Daisy laughed. "This is not precisely the position in which to pass any moral judgments, lying as I am in your bathtub, lusting after your body."

His smile could have brought the dead to life. "I was too polite to mention that.
Maman
has always cautioned me to avoid conversations having to do with virtue at times like this."

"You like your Mama." His tone had been one of delight.

"Yes. She'll adore you."

A stabbing jealousy struck her. "Do you bring all your lovers to meet your Mama?"

"Never."

She was suspicious of his glib reply, for he'd already answered her similarly on several occasions and for a man of de Vec's expertise, she found it unlikely so many "nevers" were appropriate to their relationship. "You needn't patronize me; I'm quite realistic about life."

"Sometimes, Daisy,
mon chou
, you're entirely too realistic. When I say never, I mean it. There's no point in lying."
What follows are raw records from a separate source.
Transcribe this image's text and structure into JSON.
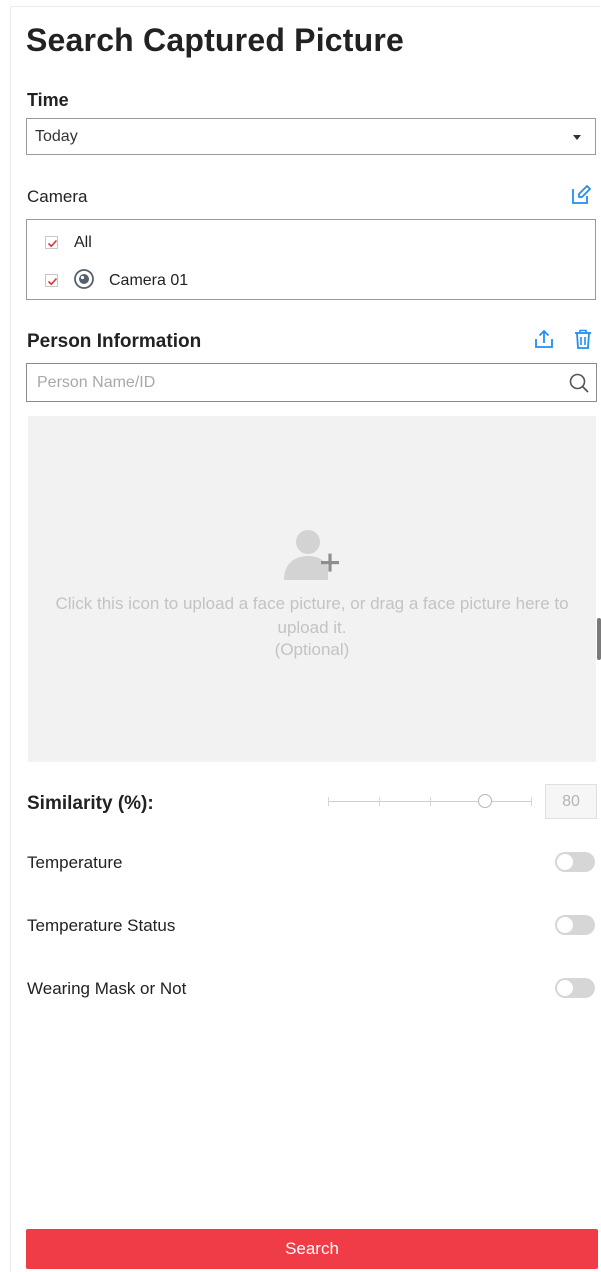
{
  "title": "Search Captured Picture",
  "time": {
    "label": "Time",
    "selected": "Today"
  },
  "camera": {
    "label": "Camera",
    "items": [
      {
        "label": "All",
        "checked": true
      },
      {
        "label": "Camera 01",
        "checked": true,
        "icon": "camera-icon"
      }
    ]
  },
  "person": {
    "label": "Person Information",
    "search_placeholder": "Person Name/ID",
    "search_value": "",
    "upload_hint": "Click this icon to upload a face picture, or drag a face picture here to upload it.",
    "upload_optional": "(Optional)"
  },
  "similarity": {
    "label": "Similarity (%):",
    "value": "80",
    "slider_fraction": 0.8
  },
  "toggles": [
    {
      "label": "Temperature",
      "on": false
    },
    {
      "label": "Temperature Status",
      "on": false
    },
    {
      "label": "Wearing Mask or Not",
      "on": false
    }
  ],
  "search_button": "Search",
  "colors": {
    "accent_blue": "#1f8ff0",
    "primary_red": "#f03c46",
    "check_red": "#e5323e"
  }
}
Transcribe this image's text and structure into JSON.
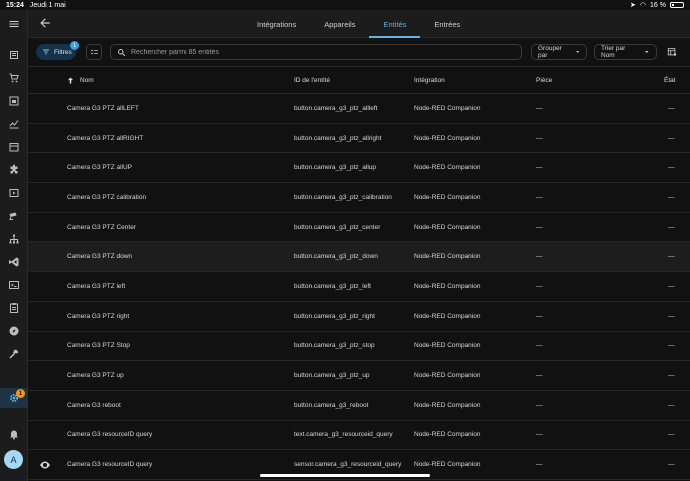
{
  "statusbar": {
    "time": "15:24",
    "date": "Jeudi 1 mai",
    "battery": "16 %"
  },
  "sidebar": {
    "items": [
      {
        "icon": "menu-icon"
      },
      {
        "icon": "overview-icon"
      },
      {
        "icon": "shopping-cart-icon"
      },
      {
        "icon": "energy-icon"
      },
      {
        "icon": "chart-icon"
      },
      {
        "icon": "calendar-icon"
      },
      {
        "icon": "puzzle-icon"
      },
      {
        "icon": "media-icon"
      },
      {
        "icon": "camera-icon"
      },
      {
        "icon": "network-icon"
      },
      {
        "icon": "vscode-icon"
      },
      {
        "icon": "terminal-icon"
      },
      {
        "icon": "clipboard-icon"
      },
      {
        "icon": "compass-icon"
      },
      {
        "icon": "hammer-icon"
      },
      {
        "icon": "gear-icon"
      }
    ],
    "settings_badge": "1",
    "notifications_icon": "bell-icon",
    "avatar_letter": "A"
  },
  "tabs": [
    {
      "label": "Intégrations",
      "active": false
    },
    {
      "label": "Appareils",
      "active": false
    },
    {
      "label": "Entités",
      "active": true
    },
    {
      "label": "Entrées",
      "active": false
    }
  ],
  "toolbar": {
    "filters_label": "Filtres",
    "filters_count": "1",
    "search_placeholder": "Rechercher parmi 85 entités",
    "group_by": "Grouper par",
    "sort_by": "Trier par Nom"
  },
  "table": {
    "headers": {
      "name": "Nom",
      "entity_id": "ID de l'entité",
      "integration": "Intégration",
      "area": "Pièce",
      "status": "État"
    },
    "rows": [
      {
        "name": "Camera G3 PTZ allLEFT",
        "entity_id": "button.camera_g3_ptz_allleft",
        "integration": "Node-RED Companion",
        "area": "—",
        "status": "—"
      },
      {
        "name": "Camera G3 PTZ allRIGHT",
        "entity_id": "button.camera_g3_ptz_allright",
        "integration": "Node-RED Companion",
        "area": "—",
        "status": "—"
      },
      {
        "name": "Camera G3 PTZ allUP",
        "entity_id": "button.camera_g3_ptz_allup",
        "integration": "Node-RED Companion",
        "area": "—",
        "status": "—"
      },
      {
        "name": "Camera G3 PTZ calibration",
        "entity_id": "button.camera_g3_ptz_calibration",
        "integration": "Node-RED Companion",
        "area": "—",
        "status": "—"
      },
      {
        "name": "Camera G3 PTZ Center",
        "entity_id": "button.camera_g3_ptz_center",
        "integration": "Node-RED Companion",
        "area": "—",
        "status": "—"
      },
      {
        "name": "Camera G3 PTZ down",
        "entity_id": "button.camera_g3_ptz_down",
        "integration": "Node-RED Companion",
        "area": "—",
        "status": "—"
      },
      {
        "name": "Camera G3 PTZ left",
        "entity_id": "button.camera_g3_ptz_left",
        "integration": "Node-RED Companion",
        "area": "—",
        "status": "—"
      },
      {
        "name": "Camera G3 PTZ right",
        "entity_id": "button.camera_g3_ptz_right",
        "integration": "Node-RED Companion",
        "area": "—",
        "status": "—"
      },
      {
        "name": "Camera G3 PTZ Stop",
        "entity_id": "button.camera_g3_ptz_stop",
        "integration": "Node-RED Companion",
        "area": "—",
        "status": "—"
      },
      {
        "name": "Camera G3 PTZ up",
        "entity_id": "button.camera_g3_ptz_up",
        "integration": "Node-RED Companion",
        "area": "—",
        "status": "—"
      },
      {
        "name": "Camera G3 reboot",
        "entity_id": "button.camera_g3_reboot",
        "integration": "Node-RED Companion",
        "area": "—",
        "status": "—"
      },
      {
        "name": "Camera G3 resourceID query",
        "entity_id": "text.camera_g3_resourceid_query",
        "integration": "Node-RED Companion",
        "area": "—",
        "status": "—"
      },
      {
        "name": "Camera G3 resourceID query",
        "entity_id": "sensor.camera_g3_resourceid_query",
        "integration": "Node-RED Companion",
        "area": "—",
        "status": "—",
        "icon": "eye-icon"
      }
    ]
  },
  "colors": {
    "accent": "#5bb3ea",
    "badge": "#ff9800",
    "background": "#111111",
    "surface": "#1c1c1c"
  }
}
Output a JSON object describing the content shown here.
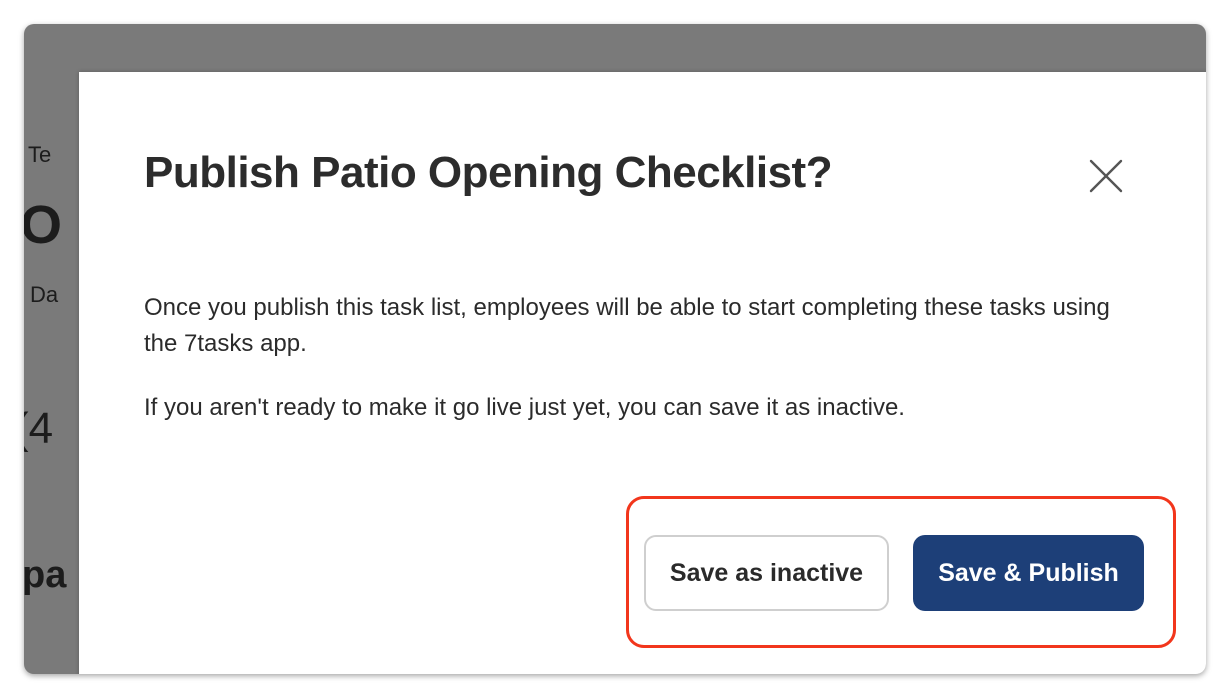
{
  "background": {
    "fragments": [
      "Te",
      "O",
      "Da",
      "(4",
      "pa"
    ]
  },
  "dialog": {
    "title": "Publish Patio Opening Checklist?",
    "close_icon": "close-icon",
    "paragraphs": [
      "Once you publish this task list, employees will be able to start completing these tasks using the 7tasks app.",
      "If you aren't ready to make it go live just yet, you can save it as inactive."
    ],
    "buttons": {
      "secondary_label": "Save as inactive",
      "primary_label": "Save & Publish"
    }
  },
  "colors": {
    "primary_button": "#1d3f78",
    "highlight": "#f2361c",
    "overlay": "#7a7a7a"
  }
}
"Don't tell me you're always truthful in your…" Resenting the breadth of his experience with women, she stumbled over the words defining his profligacy.

"… friendships with women?"

She was sunk down in the water still, her dark hair floating on the water's surface, her eyes accusing.

"Yes," he said to her silent accusation, "I am. Not impolite, and omission, I'll admit, becomes a developed skill, but always honest, darling." A great deal of his charm, beside the obvious beauty of his face and person, was the result of his engaging frankness.

She wanted him beyond the dictates of her resentment and conscience, her lustful need stark and strong. He was too hand-some lounging in the simple wooden spindle chair, dressed in an open-throated plain white shirt and buff-colored trousers rolled up above his strong, bronzed ankles, his heavy-lidded eyes seductive, the muscular definition of his tall lean frame on display—stretched out and lightly clothed, his skin very dark in contrast to the pale hues he wore. He was too tantalizing, making himself available as it were, not pressing himself on her. She'd thought he might help her bathe or at least come over to kiss her, and she found herself wanting to feel him inside her more powerfully for his reserve. If keeping his distance were deliberate, how often had he played the game, how many times had he sat and waited for a woman to come to him? Was she any different after all from the others, with the state of her arousal so pronounced? "Come here," she said, testing her power and his casual disregard.